In the last week of the series I argued that engagement in war vitally shaped his subjects’ relationship with the king and their sense of national identity. Henry’s England was not turned by his wars into the sort of fiscal-military state identified by historians of seventeenth-century Brandenburg-Prussia or indeed eighteenth-century Britain.  But war affected attitudes to the king’s authority, to his care for his subjects, to national religion and national history, especially when orders went out to arrest enemy aliens or to recruit men for armies from many different parts of the realm.

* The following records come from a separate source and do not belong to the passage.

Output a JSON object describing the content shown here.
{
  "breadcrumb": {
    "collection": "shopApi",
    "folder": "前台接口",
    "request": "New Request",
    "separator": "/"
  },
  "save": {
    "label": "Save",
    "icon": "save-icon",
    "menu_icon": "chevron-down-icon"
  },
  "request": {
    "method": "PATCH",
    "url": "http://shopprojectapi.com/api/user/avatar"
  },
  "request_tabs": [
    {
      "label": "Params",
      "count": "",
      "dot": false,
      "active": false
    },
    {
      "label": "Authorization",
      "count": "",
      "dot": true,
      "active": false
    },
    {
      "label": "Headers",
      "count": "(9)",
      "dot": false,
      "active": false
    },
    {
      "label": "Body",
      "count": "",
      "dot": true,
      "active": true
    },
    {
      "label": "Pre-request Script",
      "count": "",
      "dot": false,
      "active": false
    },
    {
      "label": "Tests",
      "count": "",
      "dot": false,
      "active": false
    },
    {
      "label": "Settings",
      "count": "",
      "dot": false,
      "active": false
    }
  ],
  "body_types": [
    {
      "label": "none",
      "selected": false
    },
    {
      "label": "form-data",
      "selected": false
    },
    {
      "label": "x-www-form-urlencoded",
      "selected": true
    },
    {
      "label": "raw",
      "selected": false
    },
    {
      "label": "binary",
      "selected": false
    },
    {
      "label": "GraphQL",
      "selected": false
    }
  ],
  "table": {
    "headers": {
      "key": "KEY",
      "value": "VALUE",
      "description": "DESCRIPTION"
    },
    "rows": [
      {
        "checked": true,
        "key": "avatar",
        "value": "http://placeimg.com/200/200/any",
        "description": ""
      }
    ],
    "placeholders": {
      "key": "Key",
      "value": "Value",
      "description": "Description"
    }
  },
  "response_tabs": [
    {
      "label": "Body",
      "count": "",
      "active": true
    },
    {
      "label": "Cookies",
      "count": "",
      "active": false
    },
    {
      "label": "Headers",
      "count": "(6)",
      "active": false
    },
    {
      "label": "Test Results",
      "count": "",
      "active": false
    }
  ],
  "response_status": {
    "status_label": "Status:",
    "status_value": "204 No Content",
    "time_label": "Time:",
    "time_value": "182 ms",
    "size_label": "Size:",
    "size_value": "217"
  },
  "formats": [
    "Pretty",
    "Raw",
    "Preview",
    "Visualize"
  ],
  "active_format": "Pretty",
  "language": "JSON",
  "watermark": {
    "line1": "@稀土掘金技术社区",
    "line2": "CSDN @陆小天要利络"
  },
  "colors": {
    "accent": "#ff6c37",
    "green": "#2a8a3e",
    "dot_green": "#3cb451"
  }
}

Henry’s wars left his successors a paradoxical legacy of admiration for his victories, his ships and his fortifications but allergy to his taxes and his large-scale recruitment.

Those who give a series of lectures like the Fords face a dilemma. Should they fill out their arguments at greater length, research aspects of the topic they have ignored, and produce a longer book at some subsequent point? Or should they tidy up their lectures, frame them a little, and publish sooner rather than later, in the hope at least of sparking debate by their omissions, simplifications and speculations?  To my relief – as I have just finished, after  thirty years’ work, a book on another topic, Henry VII’s New Men and the Making of Tudor England  – I have been encouraged by OUP to take the shorter and faster route. The lectures were the first to be podcast, so those in need of a remedy for insomnia can already listen to them through the faculty website. But they should, I hope, appear as a book in 2017.